The truth is sometimes I honestly don’t know how I do it – bleary-eyed from the broken nights that come with breastfeeding I somehow get through the days juggling work and deadlines with the kids, the school and nursery runs, nappy changing and mealtimes until Misery Guts gets home from work.
There isn’t an alternative because we can’t afford full-time nursery fees for one child let alone two, and in any case I want to exclusively breastfeed Littlest B with minimal pumping.
Of course there are pros as well as cons to working from home with kids, and I’ve written before about how to work from home with a baby and stay sane, but now my third maternity leave is over and I’m back at work with three kids in the house I thought I’d share how I make working from home with kids work.
How I make working from home with kids work
1. Be disciplined. That means not putting the alarm on snooze, not getting distracted by Homes Under The Hammer and definitely no scrolling through Facebook. If self-discipline isn’t your strong point, then working from home probably isn’t for you.
2. Set mini, achievable deadlines throughout the day. By that I mean certain things to be done by certain times, and stick to the schedule.
3. Factor in buffer time. Buffer time is the time you need to plan for to deal with things you can’t plan for, like the poonami that requires a full-on bath or the cereal that ends up all over the kitchen floor when you stupidly decided to let them pour it themselves. You might not know what it is that’s going to require buffer time, but you can guarantee there’s bound to be something.
4. Keep on top of paperwork. If you’re self-employed like me and invoice clients for work when you’ve done it, it’s essential you keep on top of it – especially if your nursery requires payment for the month ahead in advance, so basically before you’ve even done the work to pay for it. Make it clear on your invoice that payment is due on receipt – it can be the difference between your invoice being processed straight away or put in an in-tray to be dealt with later.
5. Have a contingency plan. You only need one client you’ve done a big piece of work for to pay late to find yourself wondering how to pay the bills that month. If you find yourself robbing Peter to pay Paul you could consider loans for bad credit to tide you over.
6. Plan sit-down activities for the kids. Drawing, writing, sticker books – anything that keeps them quiet and in one place is good. Meanwhile door bouncers for babies are excellent.

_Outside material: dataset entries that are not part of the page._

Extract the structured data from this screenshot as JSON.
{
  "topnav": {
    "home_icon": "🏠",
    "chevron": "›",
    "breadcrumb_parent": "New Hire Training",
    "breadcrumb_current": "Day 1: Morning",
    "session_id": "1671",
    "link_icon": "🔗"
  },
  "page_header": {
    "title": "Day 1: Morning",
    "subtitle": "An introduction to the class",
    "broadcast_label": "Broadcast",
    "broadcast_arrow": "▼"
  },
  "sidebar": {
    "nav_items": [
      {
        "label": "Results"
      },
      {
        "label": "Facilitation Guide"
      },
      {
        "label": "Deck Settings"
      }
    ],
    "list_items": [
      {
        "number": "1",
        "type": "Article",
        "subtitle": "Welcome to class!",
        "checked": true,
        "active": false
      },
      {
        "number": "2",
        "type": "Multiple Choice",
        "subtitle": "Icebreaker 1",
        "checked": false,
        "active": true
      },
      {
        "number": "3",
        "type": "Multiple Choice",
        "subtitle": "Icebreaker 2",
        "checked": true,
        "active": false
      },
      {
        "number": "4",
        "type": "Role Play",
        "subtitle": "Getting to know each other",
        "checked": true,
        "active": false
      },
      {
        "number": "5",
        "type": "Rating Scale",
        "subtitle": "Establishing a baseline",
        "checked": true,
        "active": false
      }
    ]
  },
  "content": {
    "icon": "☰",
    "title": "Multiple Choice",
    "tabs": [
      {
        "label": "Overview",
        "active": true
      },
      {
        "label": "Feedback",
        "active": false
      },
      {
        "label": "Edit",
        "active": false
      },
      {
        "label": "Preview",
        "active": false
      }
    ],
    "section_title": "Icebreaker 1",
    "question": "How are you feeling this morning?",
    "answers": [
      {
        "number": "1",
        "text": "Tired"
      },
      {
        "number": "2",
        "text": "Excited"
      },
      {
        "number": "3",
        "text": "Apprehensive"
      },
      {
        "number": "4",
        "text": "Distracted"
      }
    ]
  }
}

7. Don’t feel guilty. So what if the kids have watched every single episode of Topsy & Tim on iPlayer back to back or the sun’s shining but you’ve been indoors all day – in the grand scheme of things it’s not going to kill them. There’s nothing wrong in using the TV as a babysitter, and if it means you’ve got your work done, then so be it.

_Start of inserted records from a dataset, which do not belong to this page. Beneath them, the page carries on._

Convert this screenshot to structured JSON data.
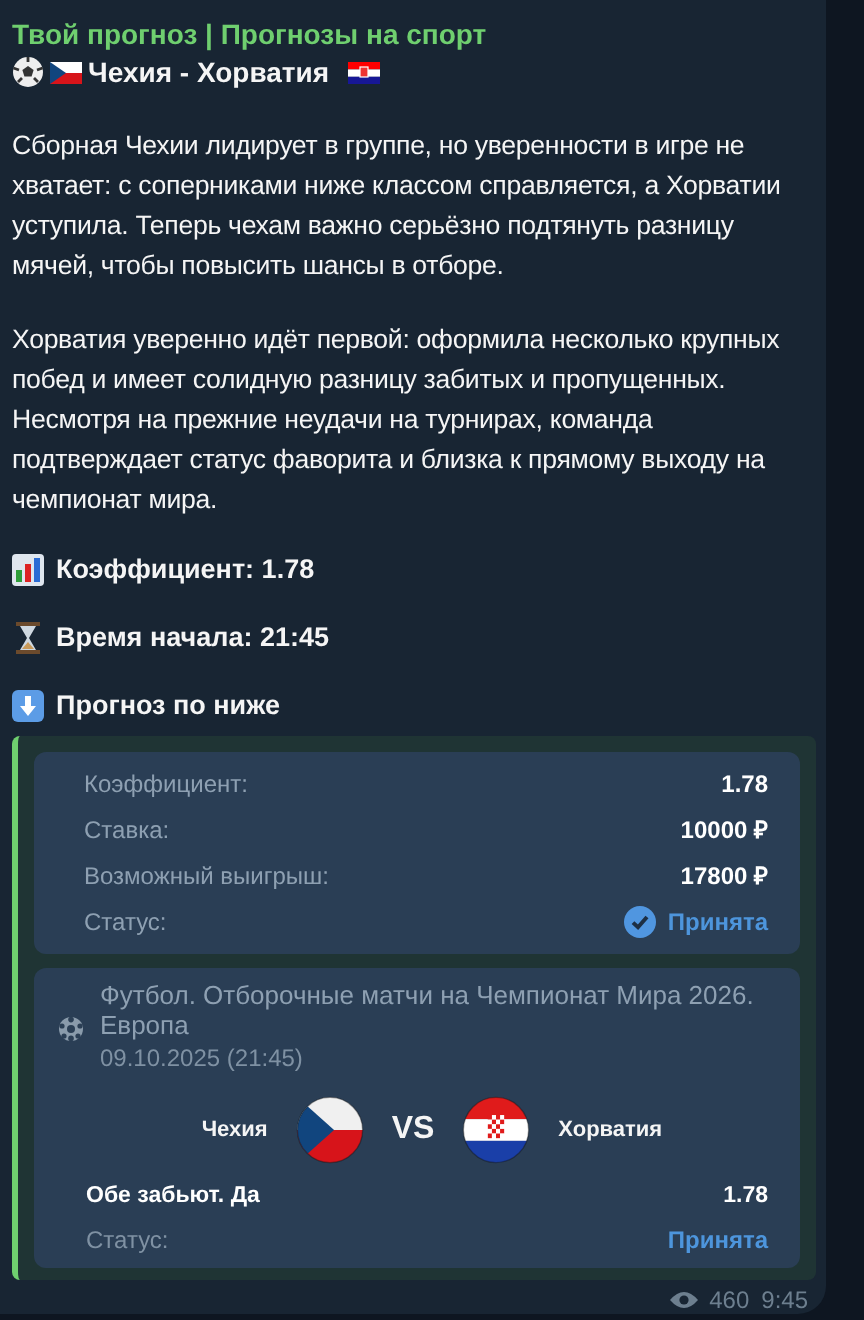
{
  "channel_title": "Твой прогноз | Прогнозы на спорт",
  "headline": {
    "text": "Чехия - Хорватия"
  },
  "paragraphs": [
    "Сборная Чехии лидирует в группе, но уверенности в игре не хватает: с соперниками ниже классом справляется, а Хорватии уступила. Теперь чехам важно серьёзно подтянуть разницу мячей, чтобы повысить шансы в отборе.",
    "Хорватия уверенно идёт первой: оформила несколько крупных побед и имеет солидную разницу забитых и пропущенных. Несмотря на прежние неудачи на турнирах, команда подтверждает статус фаворита и близка к прямому выходу на чемпионат мира."
  ],
  "info_lines": [
    {
      "kind": "chart",
      "text": "Коэффициент: 1.78"
    },
    {
      "kind": "hourglass",
      "text": "Время начала: 21:45"
    },
    {
      "kind": "arrow",
      "text": "Прогноз по ниже"
    }
  ],
  "slip_rows": [
    {
      "kind": "plain",
      "label": "Коэффициент:",
      "value": "1.78"
    },
    {
      "kind": "plain",
      "label": "Ставка:",
      "value": "10000 ₽"
    },
    {
      "kind": "plain",
      "label": "Возможный выигрыш:",
      "value": "17800 ₽"
    },
    {
      "kind": "status",
      "label": "Статус:",
      "value": "Принята"
    }
  ],
  "event": {
    "tournament": "Футбол. Отборочные матчи на Чемпионат Мира 2026. Европа",
    "date": "09.10.2025 (21:45)",
    "home": {
      "name": "Чехия"
    },
    "vs": "VS",
    "away": {
      "name": "Хорватия"
    },
    "pick": "Обе забьют. Да",
    "odds": "1.78",
    "status_label": "Статус:",
    "status_value": "Принята"
  },
  "footer": {
    "views": "460",
    "time": "9:45"
  }
}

8. Don’t get stressed. You might have a deadline looming and the baby might have decided that today’s the day they don’t want to be put down or the older kids have taken it upon themselves to fight like cats and dogs, but the worst thing you can do is get stressed about it because the kids will pick up on it, making the whole situation worse. Go into a different room, count to ten and come back out again.
9. Accept help. If people offer help, take it. My mother-in-law stays with us once a week to look after the kids so I can work child-free for one afternoon and one day a week, and both sets of grandparents help out in the holidays. I honestly don’t know what we’d do without them.
10. Keep a nice bottle of wine in the fridge. I don’t mean for while you’re working – although I’m not judging – I mean for afterwards, as a nice reward. You deserve it!
Do you work from home with kids in the house? How do you make it work? Or is working from home with kids your idea of merry hell? I’d love to know your thoughts!
This is a collaborative post.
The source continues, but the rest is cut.